Schritt-für-Schritt: Von der Diagnose bis zur gefrästen Stegkonstruktion

  1. Erfassung der Ausgangslage: Analyse der bestehenden Prothese, Lippenabstützung und Okklusion (Patientin, 80 Jahre, keine Kontraindikationen).
  2. Unterfütterung der bestehenden Prothese und Anfertigung einer radiologischen Schablone mit röntgenopaken Referenzmarken.
  3. DVT-Aufnahme und Export der DICOM-Daten in die Planungssoftware coDiagnostiX.
  4. KI-gestützte Segmentierung der Kiefer- und Knochenstruktur, um Implantatpositionen exakt zu bestimmen.
  5. Entwurf einer chirurgischen Schablone und Export als STL-Datei für den 3-D-Druck (Polyamid).
  6. Implantatinsertion und Osseointegration, gefolgt von intraoralem Scan des Heilungsbereichs.
  7. Druck des definitiven Modells und des Aufstellungs-Okklusionsblocks.
  8. Herstellung des segmentierten Kunststoffstegs mit Abdruckkappen und Löffel für die Überabformung.
  9. Fertigung der Sekundärstruktur mit Friktionsstiften und elektroerosiv eingebetteten Riegeln.
  10. Einbau des gefrästen Stegs, Integration der Sekundärstruktur und finale Bissregistrierung.
  11. Ästhetische Anpassung (Mittellinie) und abschließende Kontrolle der Lippenunterstützung.

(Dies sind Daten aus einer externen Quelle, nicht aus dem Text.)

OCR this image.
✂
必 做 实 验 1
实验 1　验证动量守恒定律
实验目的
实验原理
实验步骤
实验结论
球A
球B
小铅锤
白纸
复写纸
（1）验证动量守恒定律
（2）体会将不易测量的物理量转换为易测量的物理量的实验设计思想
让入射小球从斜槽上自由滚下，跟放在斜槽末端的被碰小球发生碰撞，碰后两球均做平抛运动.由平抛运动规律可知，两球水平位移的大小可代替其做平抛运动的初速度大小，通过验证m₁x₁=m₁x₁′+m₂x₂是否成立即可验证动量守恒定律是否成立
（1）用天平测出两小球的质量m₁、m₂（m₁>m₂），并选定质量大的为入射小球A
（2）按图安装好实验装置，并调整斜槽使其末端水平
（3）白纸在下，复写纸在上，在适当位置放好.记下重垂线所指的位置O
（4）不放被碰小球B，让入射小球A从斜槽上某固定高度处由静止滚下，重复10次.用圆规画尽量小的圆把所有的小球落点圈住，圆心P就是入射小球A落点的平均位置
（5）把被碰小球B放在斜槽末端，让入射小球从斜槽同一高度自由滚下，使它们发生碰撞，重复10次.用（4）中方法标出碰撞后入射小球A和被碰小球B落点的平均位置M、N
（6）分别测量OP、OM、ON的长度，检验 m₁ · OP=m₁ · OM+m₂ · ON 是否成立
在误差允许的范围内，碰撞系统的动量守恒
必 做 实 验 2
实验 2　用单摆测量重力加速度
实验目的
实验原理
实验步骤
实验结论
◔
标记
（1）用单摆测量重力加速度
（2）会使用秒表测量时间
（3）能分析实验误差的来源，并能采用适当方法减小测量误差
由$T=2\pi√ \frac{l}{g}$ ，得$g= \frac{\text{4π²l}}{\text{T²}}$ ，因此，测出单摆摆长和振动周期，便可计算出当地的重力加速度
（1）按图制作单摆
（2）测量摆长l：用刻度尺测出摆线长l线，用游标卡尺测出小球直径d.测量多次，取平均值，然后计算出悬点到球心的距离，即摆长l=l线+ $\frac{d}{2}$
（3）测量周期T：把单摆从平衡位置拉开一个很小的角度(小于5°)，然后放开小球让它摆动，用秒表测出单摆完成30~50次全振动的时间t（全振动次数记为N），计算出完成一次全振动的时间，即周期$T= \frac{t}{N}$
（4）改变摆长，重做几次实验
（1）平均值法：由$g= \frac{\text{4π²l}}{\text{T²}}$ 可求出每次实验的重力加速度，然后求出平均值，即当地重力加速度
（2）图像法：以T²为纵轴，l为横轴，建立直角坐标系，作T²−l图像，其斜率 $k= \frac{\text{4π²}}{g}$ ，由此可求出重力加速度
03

Der gesamte Prozess führte zu einer hohen funktionalen und ästhetischen Zufriedenheit der Patientin.

Kosten und Zugänglichkeit – Gegenüberstellung

Obwohl digitale Technologien und gefräste Stege erhebliche klinische Vorteile bieten, stellen die hohen Anschaffungskosten eine potenzielle Barriere dar. Besonders bei älteren Patienten mit begrenztem Budget können diese Kosten den Zugang zu optimaler Versorgung einschränken. Eine individuelle Beratung ist daher essentiell, um die besten Optionen im Rahmen der finanziellen Möglichkeiten zu identifizieren.

Häufig gestellte Fragen (FAQ)

Wie lange hält eine gefräste Stegkonstruktion?Bei guter Pflege kann sie in der Regel 10 Jahre oder länger halten.Sind gefräste Stege für jeden Patienten geeignet?Sie sind ideal für viele, jedoch nicht für alle Patienten. Eine individuelle Beratung ist wichtig.

Fazit

Gefräste Stegkonstruktionen, unterstützt durch digitale Planungsprozesse, ermöglichen eine präzise, stabile und hygienefreundliche Rehabilitation – besonders für ältere Patienten. Die vorliegenden klinischen Daten (90 % Zufriedenheitsrate, 95 % Implantaterfolgsquote) und die detaillierte Falldokumentation belegen den Nutzen dieser Technologie. Trotz hoher Kosten bleibt die individuelle Patientenberatung entscheidend, um die bestmögliche Versorgung zu gewährleisten.